En examinant le cas de Brooklyn, on pourrait penser que cela fait « gadget ». Mais il y a aussi une véritable base de recherche sur les environnements fournis par les toits végétalisés, pas seulement du point de vue de l’approvisionnement alimentaire, mais également en tant que nouveaux habitats. Un biologiste de Fordham University, Dustin Patridge, spécialiste des oiseaux et insectes qui vivent sur les toits – et pas dans nos parcs urbains –, avance que les toits constituent un nouvel environnement différencié. J’aimerais aussi signaler le travail de l’architecte Marco Casagrande, qui utilise des traditions agricoles vernaculaires dans le cadre de son travail à Taïpei. Le paysagiste Gilles Clément a également contribué à un essai sur mon travail autour de l’architecture post-humaine, et je pense que la plupart des gens qui s’intéressent au sujet partagent sa vision d’une agriculture urbaine rapprochant la production alimentaire du centre névralgique des zones d’habitation, notamment pour des question de coût écologique du transport. Il existe donc de nombreux facteurs qui me poussent à ne pas considérer l’agriculture comme un « gadget ».
Processus transdisciplinaires et collaboratifs
Pouvez-vous nous en dire davantage sur vos activités d’enseignement ? Étant donné la complexité accrue du monde et de notre environnement, mais aussi les nouvelles technologies à notre disposition, comment devrions-nous former les architectes de demain ?

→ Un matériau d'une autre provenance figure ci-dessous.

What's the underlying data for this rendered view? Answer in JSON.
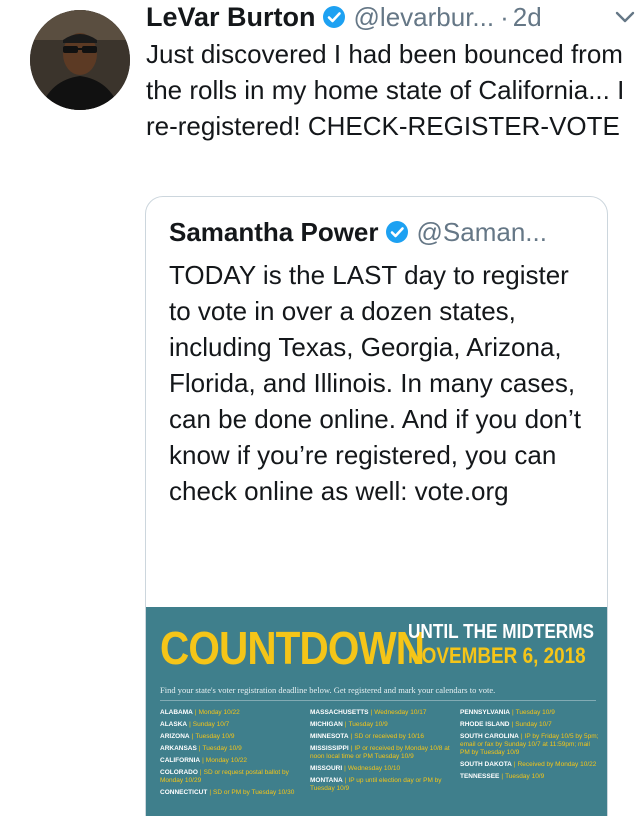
{
  "tweet": {
    "author_name": "LeVar Burton",
    "handle": "@levarbur...",
    "separator": "·",
    "time": "2d",
    "text": "Just discovered I had been bounced from the rolls in my home state of California... I re-registered! CHECK-REGISTER-VOTE"
  },
  "quoted_tweet": {
    "author_name": "Samantha Power",
    "handle": "@Saman...",
    "text": "TODAY is the LAST day to register to vote in over a dozen states, including Texas, Georgia, Arizona, Florida, and Illinois. In many cases, can be done online. And if you don’t know if you’re registered, you can check online as well: vote.org"
  },
  "infographic": {
    "title": "COUNTDOWN",
    "subtitle_top": "UNTIL THE MIDTERMS",
    "subtitle_date": "NOVEMBER 6, 2018",
    "instruction": "Find your state's voter registration deadline below. Get registered and mark your calendars to vote.",
    "columns": [
      [
        {
          "state": "ALABAMA",
          "deadline": "Monday 10/22"
        },
        {
          "state": "ALASKA",
          "deadline": "Sunday 10/7"
        },
        {
          "state": "ARIZONA",
          "deadline": "Tuesday 10/9"
        },
        {
          "state": "ARKANSAS",
          "deadline": "Tuesday 10/9"
        },
        {
          "state": "CALIFORNIA",
          "deadline": "Monday 10/22"
        },
        {
          "state": "COLORADO",
          "deadline": "SD or request postal ballot by Monday 10/29"
        },
        {
          "state": "CONNECTICUT",
          "deadline": "SD or PM by Tuesday 10/30"
        }
      ],
      [
        {
          "state": "MASSACHUSETTS",
          "deadline": "Wednesday 10/17"
        },
        {
          "state": "MICHIGAN",
          "deadline": "Tuesday 10/9"
        },
        {
          "state": "MINNESOTA",
          "deadline": "SD or received by 10/16"
        },
        {
          "state": "MISSISSIPPI",
          "deadline": "IP or received by Monday 10/8 at noon local time or PM Tuesday 10/9"
        },
        {
          "state": "MISSOURI",
          "deadline": "Wednesday 10/10"
        },
        {
          "state": "MONTANA",
          "deadline": "IP up until election day or PM by Tuesday 10/9"
        }
      ],
      [
        {
          "state": "PENNSYLVANIA",
          "deadline": "Tuesday 10/9"
        },
        {
          "state": "RHODE ISLAND",
          "deadline": "Sunday 10/7"
        },
        {
          "state": "SOUTH CAROLINA",
          "deadline": "IP by Friday 10/5 by 5pm; email or fax by Sunday 10/7 at 11:59pm; mail PM by Tuesday 10/9"
        },
        {
          "state": "SOUTH DAKOTA",
          "deadline": "Received by Monday 10/22"
        },
        {
          "state": "TENNESSEE",
          "deadline": "Tuesday 10/9"
        }
      ]
    ]
  },
  "colors": {
    "text": "#14171a",
    "secondary": "#657786",
    "verified": "#1da1f2",
    "infographic_bg": "#3f7f8c",
    "infographic_accent": "#f5c518"
  },
  "icons": {
    "verified": "verified-badge-icon",
    "caret": "chevron-down-icon"
  }
}
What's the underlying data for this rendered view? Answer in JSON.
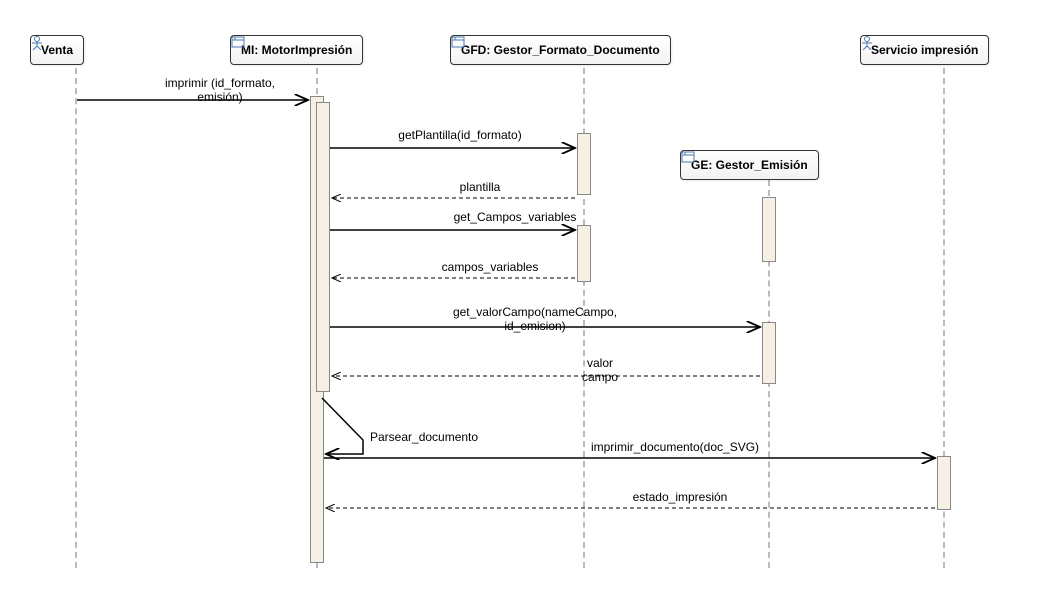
{
  "participants": {
    "venta": "Venta",
    "mi": "MI: MotorImpresión",
    "gfd": "GFD: Gestor_Formato_Documento",
    "ge": "GE: Gestor_Emisión",
    "servicio": "Servicio impresión"
  },
  "messages": {
    "m1": "imprimir (id_formato,\nemisión)",
    "m2": "getPlantilla(id_formato)",
    "r2": "plantilla",
    "m3": "get_Campos_variables",
    "r3": "campos_variables",
    "m4": "get_valorCampo(nameCampo,\nid_emision)",
    "r4": "valor\ncampo",
    "self": "Parsear_documento",
    "m5": "imprimir_documento(doc_SVG)",
    "r5": "estado_impresión"
  },
  "chart_data": {
    "type": "sequence_diagram",
    "participants": [
      {
        "name": "Venta",
        "type": "actor"
      },
      {
        "name": "MI: MotorImpresión",
        "type": "object"
      },
      {
        "name": "GFD: Gestor_Formato_Documento",
        "type": "object"
      },
      {
        "name": "GE: Gestor_Emisión",
        "type": "object"
      },
      {
        "name": "Servicio impresión",
        "type": "actor"
      }
    ],
    "messages": [
      {
        "from": "Venta",
        "to": "MI: MotorImpresión",
        "label": "imprimir (id_formato, emisión)",
        "kind": "call"
      },
      {
        "from": "MI: MotorImpresión",
        "to": "GFD: Gestor_Formato_Documento",
        "label": "getPlantilla(id_formato)",
        "kind": "call"
      },
      {
        "from": "GFD: Gestor_Formato_Documento",
        "to": "MI: MotorImpresión",
        "label": "plantilla",
        "kind": "return"
      },
      {
        "from": "MI: MotorImpresión",
        "to": "GFD: Gestor_Formato_Documento",
        "label": "get_Campos_variables",
        "kind": "call"
      },
      {
        "from": "GFD: Gestor_Formato_Documento",
        "to": "MI: MotorImpresión",
        "label": "campos_variables",
        "kind": "return"
      },
      {
        "from": "MI: MotorImpresión",
        "to": "GE: Gestor_Emisión",
        "label": "get_valorCampo(nameCampo, id_emision)",
        "kind": "call"
      },
      {
        "from": "GE: Gestor_Emisión",
        "to": "MI: MotorImpresión",
        "label": "valor campo",
        "kind": "return"
      },
      {
        "from": "MI: MotorImpresión",
        "to": "MI: MotorImpresión",
        "label": "Parsear_documento",
        "kind": "self"
      },
      {
        "from": "MI: MotorImpresión",
        "to": "Servicio impresión",
        "label": "imprimir_documento(doc_SVG)",
        "kind": "call"
      },
      {
        "from": "Servicio impresión",
        "to": "MI: MotorImpresión",
        "label": "estado_impresión",
        "kind": "return"
      }
    ]
  }
}
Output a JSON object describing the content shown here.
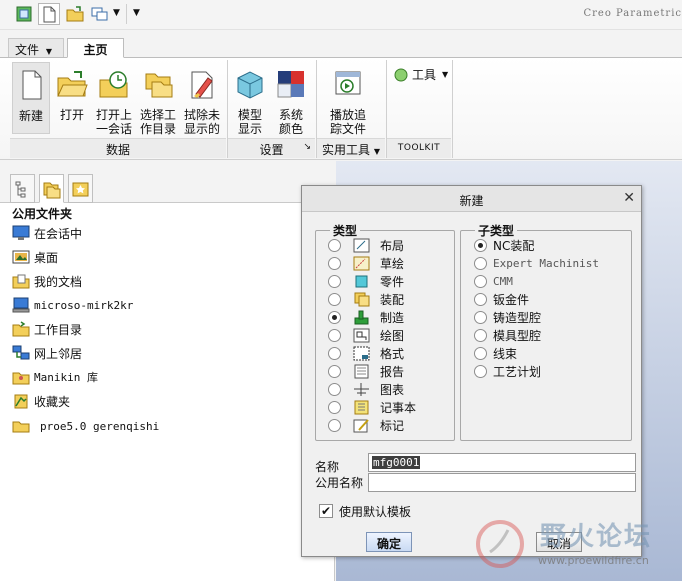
{
  "app_title": "Creo Parametric",
  "tabs": [
    {
      "label": "文件",
      "has_dropdown": true
    },
    {
      "label": "主页",
      "active": true
    }
  ],
  "ribbon": {
    "buttons": [
      {
        "label": "新建",
        "icon": "new-file-icon"
      },
      {
        "label": "打开",
        "icon": "open-folder-icon"
      },
      {
        "label": "打开上\n一会话",
        "icon": "open-last-session-icon"
      },
      {
        "label": "选择工\n作目录",
        "icon": "select-working-directory-icon"
      },
      {
        "label": "拭除未\n显示的",
        "icon": "erase-not-displayed-icon"
      },
      {
        "label": "模型\n显示",
        "icon": "model-display-icon"
      },
      {
        "label": "系统\n颜色",
        "icon": "system-colors-icon"
      },
      {
        "label": "播放追\n踪文件",
        "icon": "play-trail-file-icon"
      }
    ],
    "tools_label": "工具",
    "groups": [
      {
        "label": "数据"
      },
      {
        "label": "设置"
      },
      {
        "label": "实用工具"
      },
      {
        "label": "TOOLKIT"
      }
    ]
  },
  "left_panel": {
    "header": "公用文件夹",
    "items": [
      {
        "label": "在会话中",
        "icon": "in-session-icon"
      },
      {
        "label": "桌面",
        "icon": "desktop-icon"
      },
      {
        "label": "我的文档",
        "icon": "my-documents-icon"
      },
      {
        "label": "microso-mirk2kr",
        "icon": "computer-icon"
      },
      {
        "label": "工作目录",
        "icon": "working-directory-icon"
      },
      {
        "label": "网上邻居",
        "icon": "network-icon"
      },
      {
        "label": "Manikin 库",
        "icon": "manikin-library-icon"
      },
      {
        "label": "收藏夹",
        "icon": "favorites-icon"
      },
      {
        "label": "proe5.0 gerenqishi",
        "icon": "folder-icon"
      }
    ]
  },
  "dialog": {
    "title": "新建",
    "type_group_label": "类型",
    "types": [
      {
        "label": "布局",
        "icon": "layout-icon",
        "checked": false
      },
      {
        "label": "草绘",
        "icon": "sketch-icon",
        "checked": false
      },
      {
        "label": "零件",
        "icon": "part-icon",
        "checked": false
      },
      {
        "label": "装配",
        "icon": "assembly-icon",
        "checked": false
      },
      {
        "label": "制造",
        "icon": "manufacturing-icon",
        "checked": true
      },
      {
        "label": "绘图",
        "icon": "drawing-icon",
        "checked": false
      },
      {
        "label": "格式",
        "icon": "format-icon",
        "checked": false
      },
      {
        "label": "报告",
        "icon": "report-icon",
        "checked": false
      },
      {
        "label": "图表",
        "icon": "diagram-icon",
        "checked": false
      },
      {
        "label": "记事本",
        "icon": "notebook-icon",
        "checked": false
      },
      {
        "label": "标记",
        "icon": "markup-icon",
        "checked": false
      }
    ],
    "subtype_group_label": "子类型",
    "subtypes": [
      {
        "label": "NC装配",
        "checked": true
      },
      {
        "label": "Expert Machinist",
        "checked": false
      },
      {
        "label": "CMM",
        "checked": false
      },
      {
        "label": "钣金件",
        "checked": false
      },
      {
        "label": "铸造型腔",
        "checked": false
      },
      {
        "label": "模具型腔",
        "checked": false
      },
      {
        "label": "线束",
        "checked": false
      },
      {
        "label": "工艺计划",
        "checked": false
      }
    ],
    "name_label": "名称",
    "name_value": "mfg0001",
    "common_name_label": "公用名称",
    "common_name_value": "",
    "use_default_template_label": "使用默认模板",
    "use_default_template_checked": true,
    "ok_label": "确定",
    "cancel_label": "取消"
  },
  "watermark": {
    "text": "野火论坛",
    "url": "www.proewildfire.cn"
  }
}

L’idée qu’une personne ou qu’une discipline unique puisse couvrir l’ensemble de la complexité du bâti moderne me paraît très datée. Mes séminaires abordent ainsi des recherches qui se font hors du champ architectural à proprement parler, par exemple dans les animal studies et les autres théories environnementales. La maîtrise des disciplines scientifiques est un aspect important qui pourrait être amélioré par une plus grande ouverture aux collaborations avec les scientifiques. Comprendre les systèmes requiert un dialogue beaucoup plus poussé avec ceux qui étudient notre environnement d’une façon plus scientifique que ne le font les architectes, ces derniers ne disposant pas du temps nécessaire à ce type de travail en profondeur. La Yale School of Architecture a ainsi engagé un dialogue très fort avec la Yale School of Forestry, avec notamment un programme de double diplôme qui génère une émulation intéressante entre la vision architecturale de YSOA et l’approche de gestion durable de l’environnement de la YSOF.
Quelles sont les futures innovations qui vous semblent essentielles pour le domaine de l’architecture ?
J’en vois beaucoup, mais pour l’exploration de l’interface entre humains et non-humains, je citerais parmi mes favorites les technologies simples et relativement bon marché qui participent de la nouvelle culture du DIY, du « tous producteurs », dans laquelle peuvent s’inscrire les architectes. Ce que l’on appelait auparavant les « sciences citoyennes », en ornithologie par exemple, peut maintenant se faire avec beaucoup plus d’acuité à l’aide de capteurs, de drones et de systèmes de surveillance. Il existe aussi des innovations dans la pensée écologique – peut-être sous l’influence de l’Ontologie Orientée Objet – qui stimulent une compréhension et un intérêt renouvelés pour la complexité de l’environnement, alors que les générations précédentes d’architectes ne considéraient pas nécessairement la question de l’environnement comme de leur ressort. De même, les innovations dans la pratique même du design et de l’architecture devraient permettre de concevoir une nouvelle architecture, ouverte à de multiples espèces.